Administrators consistently perceive better safety culture than clinical staff
TUESDAY, Sept. 5, 2017 (HealthDay News) — Perceptions of safety culture vary widely among nursing home staff members, according to a study published online Aug. 28 in the Journal of the American Geriatrics Society.
Jane Banaszak-Holl, Ph.D., from University of Michigan in Ann Arbor, and colleagues surveyed nursing home staff (14,177 employees) from 170 of 210 invited facilities using the Nursing Home Survey on Patient Safety Culture. Survey results were merged with data on facility characteristics derived from the Certification and Survey Provider Enhanced Reporting.

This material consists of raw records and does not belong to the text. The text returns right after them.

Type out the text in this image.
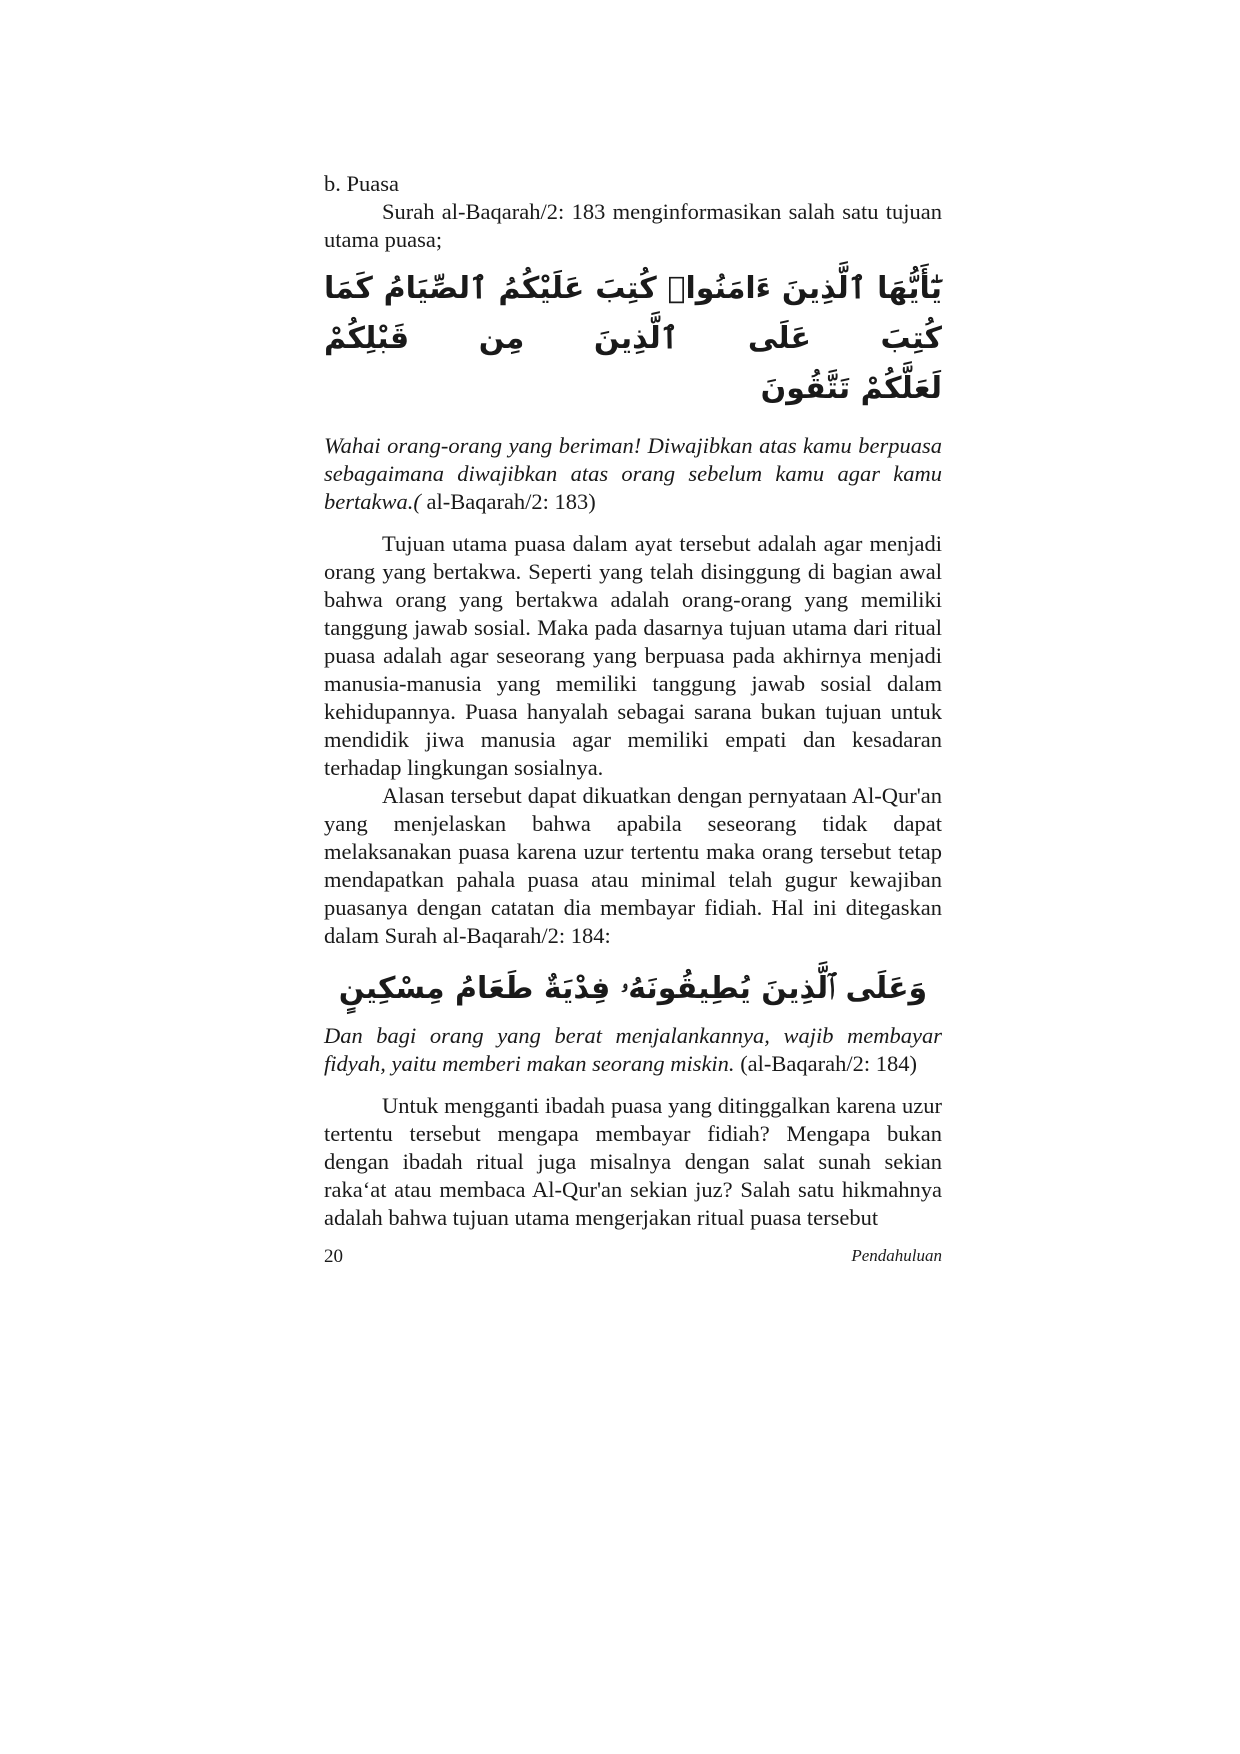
b. Puasa

Surah al-Baqarah/2: 183 menginformasikan salah satu tujuan utama puasa;

يَٰٓأَيُّهَا ٱلَّذِينَ ءَامَنُوا۟ كُتِبَ عَلَيْكُمُ ٱلصِّيَامُ كَمَا كُتِبَ عَلَى ٱلَّذِينَ مِن قَبْلِكُمْ
لَعَلَّكُمْ تَتَّقُونَ

Wahai orang-orang yang beriman! Diwajibkan atas kamu berpuasa sebagaimana diwajibkan atas orang sebelum kamu agar kamu bertakwa.( al-Baqarah/2: 183)

Tujuan utama puasa dalam ayat tersebut adalah agar menjadi orang yang bertakwa. Seperti yang telah disinggung di bagian awal bahwa orang yang bertakwa adalah orang-orang yang memiliki tanggung jawab sosial. Maka pada dasarnya tujuan utama dari ritual puasa adalah agar seseorang yang berpuasa pada akhirnya menjadi manusia-manusia yang memiliki tanggung jawab sosial dalam kehidupannya. Puasa hanyalah sebagai sarana bukan tujuan untuk mendidik jiwa manusia agar memiliki empati dan kesadaran terhadap lingkungan sosialnya.

Alasan tersebut dapat dikuatkan dengan pernyataan Al-Qur'an yang menjelaskan bahwa apabila seseorang tidak dapat melaksanakan puasa karena uzur tertentu maka orang tersebut tetap mendapatkan pahala puasa atau minimal telah gugur kewajiban puasanya dengan catatan dia membayar fidiah. Hal ini ditegaskan dalam Surah al-Baqarah/2: 184:

وَعَلَى ٱلَّذِينَ يُطِيقُونَهُۥ فِدْيَةٌ طَعَامُ مِسْكِينٍ

Dan bagi orang yang berat menjalankannya, wajib membayar fidyah, yaitu memberi makan seorang miskin. (al-Baqarah/2: 184)

Untuk mengganti ibadah puasa yang ditinggalkan karena uzur tertentu tersebut mengapa membayar fidiah? Mengapa bukan dengan ibadah ritual juga misalnya dengan salat sunah sekian raka‘at atau membaca Al-Qur'an sekian juz? Salah satu hikmahnya adalah bahwa tujuan utama mengerjakan ritual puasa tersebut

20	Pendahuluan
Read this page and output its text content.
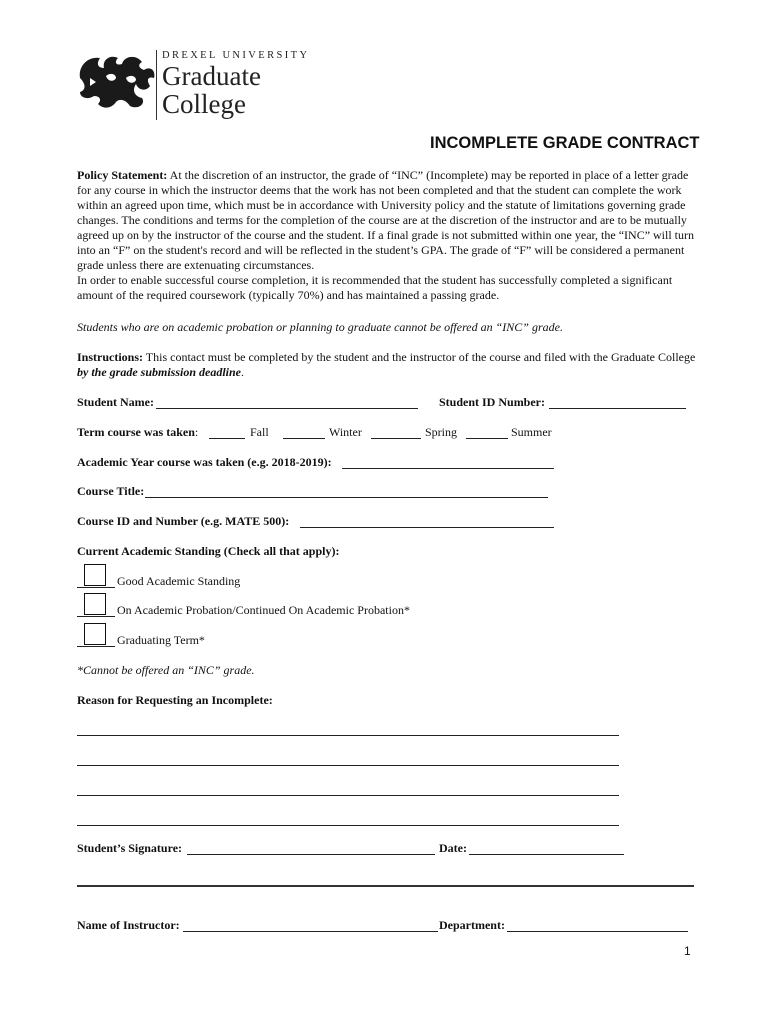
DREXEL UNIVERSITY
Graduate
College
INCOMPLETE GRADE CONTRACT
Policy Statement: At the discretion of an instructor, the grade of “INC” (Incomplete) may be reported in place of a letter grade for any course in which the instructor deems that the work has not been completed and that the student can complete the work within an agreed upon time, which must be in accordance with University policy and the statute of limitations governing grade changes. The conditions and terms for the completion of the course are at the discretion of the instructor and are to be mutually agreed up on by the instructor of the course and the student. If a final grade is not submitted within one year, the “INC” will turn into an “F” on the student's record and will be reflected in the student’s GPA. The grade of “F” will be considered a permanent grade unless there are extenuating circumstances.
In order to enable successful course completion, it is recommended that the student has successfully completed a significant amount of the required coursework (typically 70%) and has maintained a passing grade.
Students who are on academic probation or planning to graduate cannot be offered an “INC” grade.
Instructions: This contact must be completed by the student and the instructor of the course and filed with the Graduate College by the grade submission deadline.
Student Name:	Student ID Number:
Term course was taken:	Fall	Winter	Spring	Summer
Academic Year course was taken (e.g. 2018-2019):
Course Title:
Course ID and Number (e.g. MATE 500):
Current Academic Standing (Check all that apply):
Good Academic Standing
On Academic Probation/Continued On Academic Probation*
Graduating Term*
*Cannot be offered an “INC” grade.
Reason for Requesting an Incomplete:
Student’s Signature:	Date:
Name of Instructor:	Department:
1
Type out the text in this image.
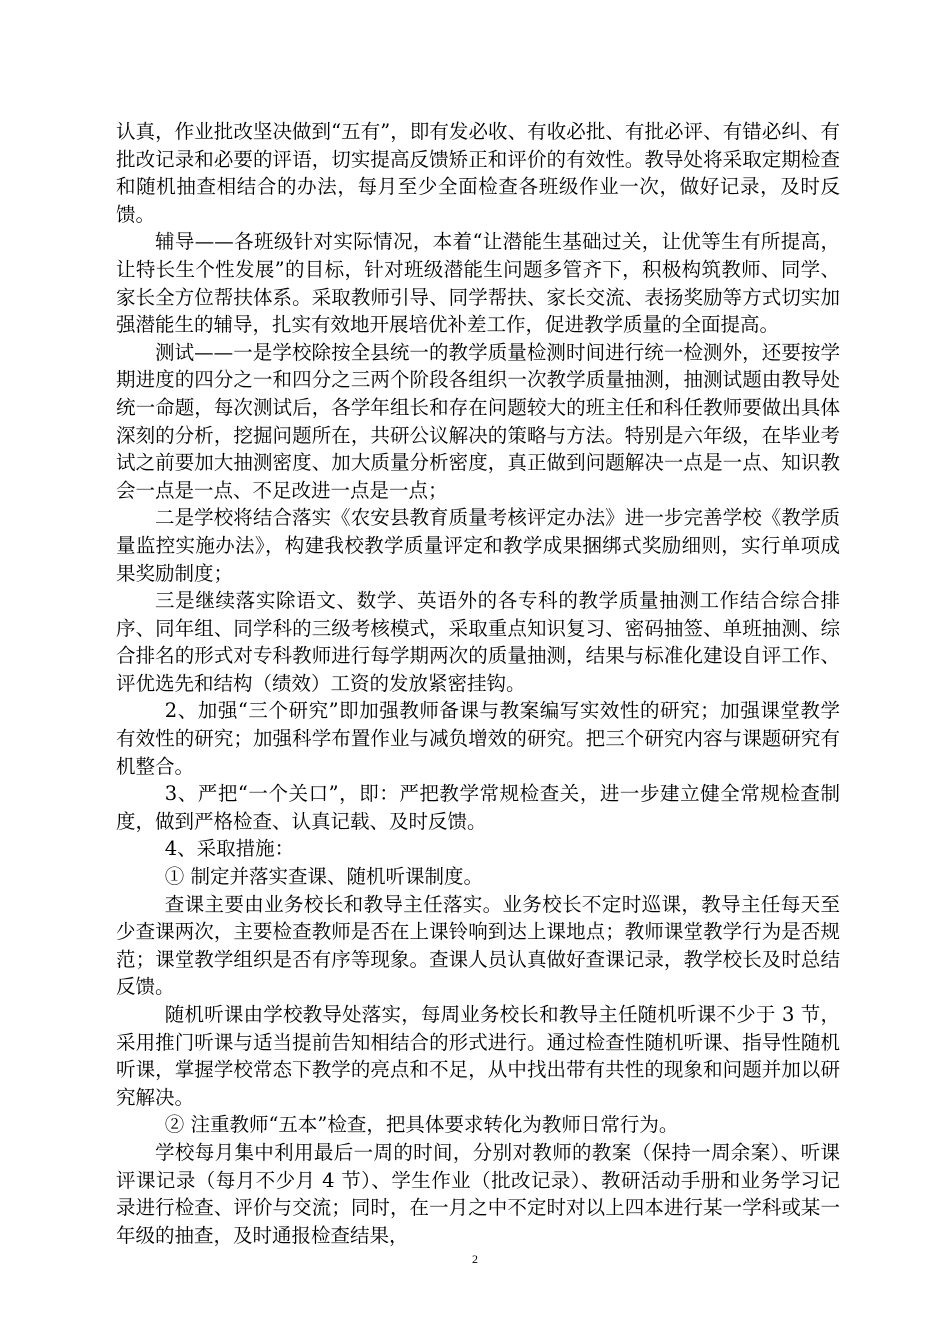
认真，作业批改坚决做到“五有”，即有发必收、有收必批、有批必评、有错必纠、有批改记录和必要的评语，切实提高反馈矫正和评价的有效性。教导处将采取定期检查和随机抽查相结合的办法，每月至少全面检查各班级作业一次，做好记录，及时反馈。

辅导——各班级针对实际情况，本着“让潜能生基础过关，让优等生有所提高，让特长生个性发展”的目标，针对班级潜能生问题多管齐下，积极构筑教师、同学、家长全方位帮扶体系。采取教师引导、同学帮扶、家长交流、表扬奖励等方式切实加强潜能生的辅导，扎实有效地开展培优补差工作，促进教学质量的全面提高。

测试——一是学校除按全县统一的教学质量检测时间进行统一检测外，还要按学期进度的四分之一和四分之三两个阶段各组织一次教学质量抽测，抽测试题由教导处统一命题，每次测试后，各学年组长和存在问题较大的班主任和科任教师要做出具体深刻的分析，挖掘问题所在，共研公议解决的策略与方法。特别是六年级，在毕业考试之前要加大抽测密度、加大质量分析密度，真正做到问题解决一点是一点、知识教会一点是一点、不足改进一点是一点；

二是学校将结合落实《农安县教育质量考核评定办法》进一步完善学校《教学质量监控实施办法》，构建我校教学质量评定和教学成果捆绑式奖励细则，实行单项成果奖励制度；

三是继续落实除语文、数学、英语外的各专科的教学质量抽测工作结合综合排序、同年组、同学科的三级考核模式，采取重点知识复习、密码抽签、单班抽测、综合排名的形式对专科教师进行每学期两次的质量抽测，结果与标准化建设自评工作、评优选先和结构（绩效）工资的发放紧密挂钩。

2、加强“三个研究”即加强教师备课与教案编写实效性的研究；加强课堂教学有效性的研究；加强科学布置作业与减负增效的研究。把三个研究内容与课题研究有机整合。

3、严把“一个关口”，即：严把教学常规检查关，进一步建立健全常规检查制度，做到严格检查、认真记载、及时反馈。

4、采取措施：

① 制定并落实查课、随机听课制度。

查课主要由业务校长和教导主任落实。业务校长不定时巡课，教导主任每天至少查课两次，主要检查教师是否在上课铃响到达上课地点；教师课堂教学行为是否规范；课堂教学组织是否有序等现象。查课人员认真做好查课记录，教学校长及时总结反馈。

随机听课由学校教导处落实，每周业务校长和教导主任随机听课不少于 3 节，采用推门听课与适当提前告知相结合的形式进行。通过检查性随机听课、指导性随机听课，掌握学校常态下教学的亮点和不足，从中找出带有共性的现象和问题并加以研究解决。

② 注重教师“五本”检查，把具体要求转化为教师日常行为。

学校每月集中利用最后一周的时间，分别对教师的教案（保持一周余案）、听课评课记录（每月不少月 4 节）、学生作业（批改记录）、教研活动手册和业务学习记录进行检查、评价与交流；同时，在一月之中不定时对以上四本进行某一学科或某一年级的抽查，及时通报检查结果，

2
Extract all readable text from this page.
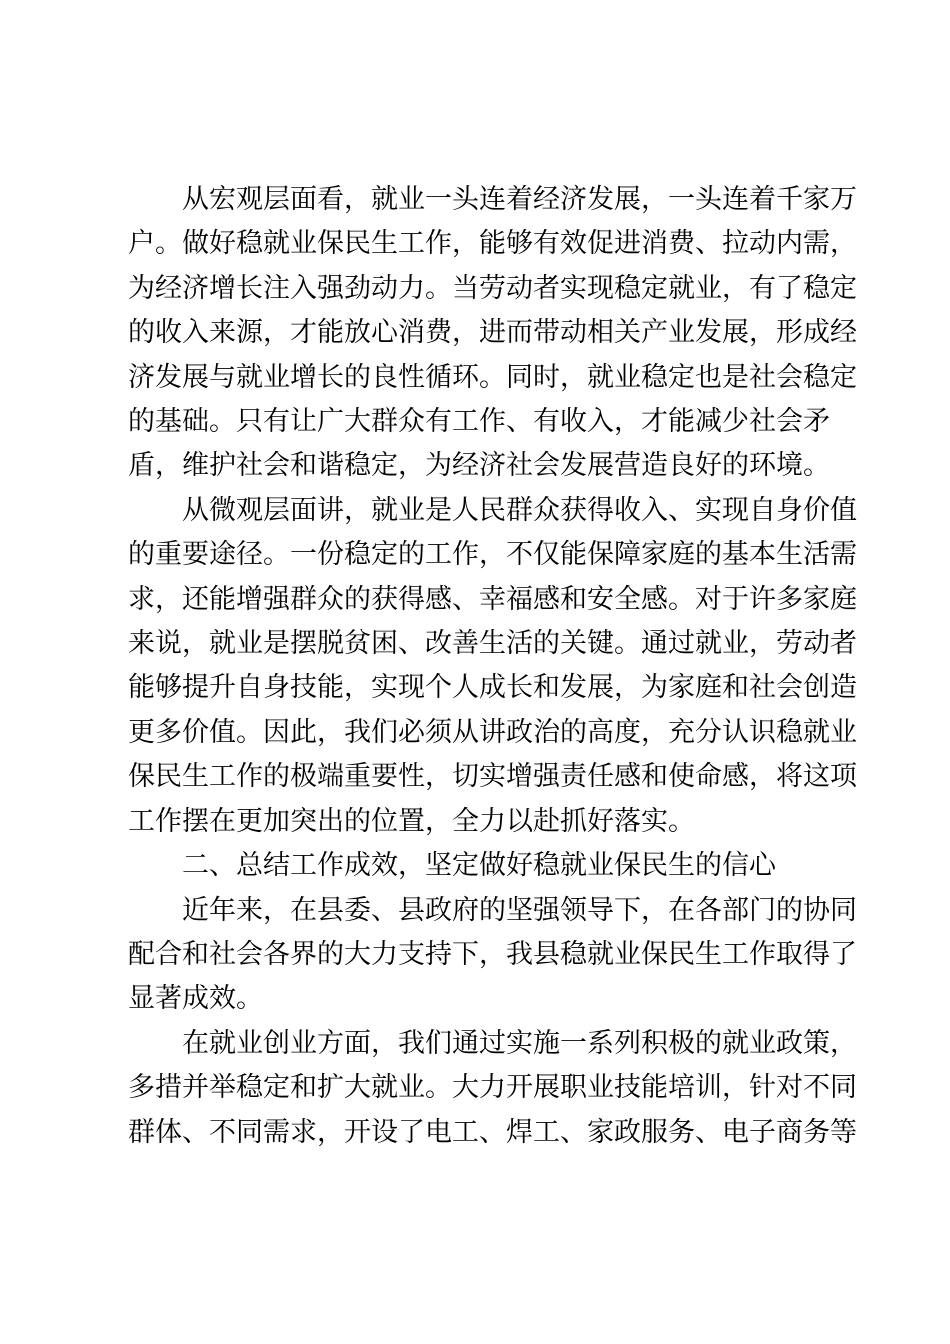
从宏观层面看，就业一头连着经济发展，一头连着千家万
户。做好稳就业保民生工作，能够有效促进消费、拉动内需，
为经济增长注入强劲动力。当劳动者实现稳定就业，有了稳定
的收入来源，才能放心消费，进而带动相关产业发展，形成经
济发展与就业增长的良性循环。同时，就业稳定也是社会稳定
的基础。只有让广大群众有工作、有收入，才能减少社会矛
盾，维护社会和谐稳定，为经济社会发展营造良好的环境。

从微观层面讲，就业是人民群众获得收入、实现自身价值
的重要途径。一份稳定的工作，不仅能保障家庭的基本生活需
求，还能增强群众的获得感、幸福感和安全感。对于许多家庭
来说，就业是摆脱贫困、改善生活的关键。通过就业，劳动者
能够提升自身技能，实现个人成长和发展，为家庭和社会创造
更多价值。因此，我们必须从讲政治的高度，充分认识稳就业
保民生工作的极端重要性，切实增强责任感和使命感，将这项
工作摆在更加突出的位置，全力以赴抓好落实。

二、总结工作成效，坚定做好稳就业保民生的信心

近年来，在县委、县政府的坚强领导下，在各部门的协同
配合和社会各界的大力支持下，我县稳就业保民生工作取得了
显著成效。

在就业创业方面，我们通过实施一系列积极的就业政策，
多措并举稳定和扩大就业。大力开展职业技能培训，针对不同
群体、不同需求，开设了电工、焊工、家政服务、电子商务等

The researchers found that nursing assistants and clinical staff rated all domains (teamwork, training and skills, communication openness, supervisor expectations, and organizational learning) worse than administrators did (P < 0.001). Nonprofit ownership was associated with worse training and skills (P = 0.04) and communication openness (P = 0.004), while nonprofit and chain ownership were associated with worse supervisor expectations (P = 0.001 and 0.03, respectively) and organizational learning (P = 0.009 and 0.03, respectively). Overall, the percentage of variation in safety culture attributable to facility characteristics was less than 22 percent.
“Reporting safety culture scores according to occupation may be more important than facility-level scores alone to describe and assess barriers, facilitators, and changes in safety culture,” the authors write.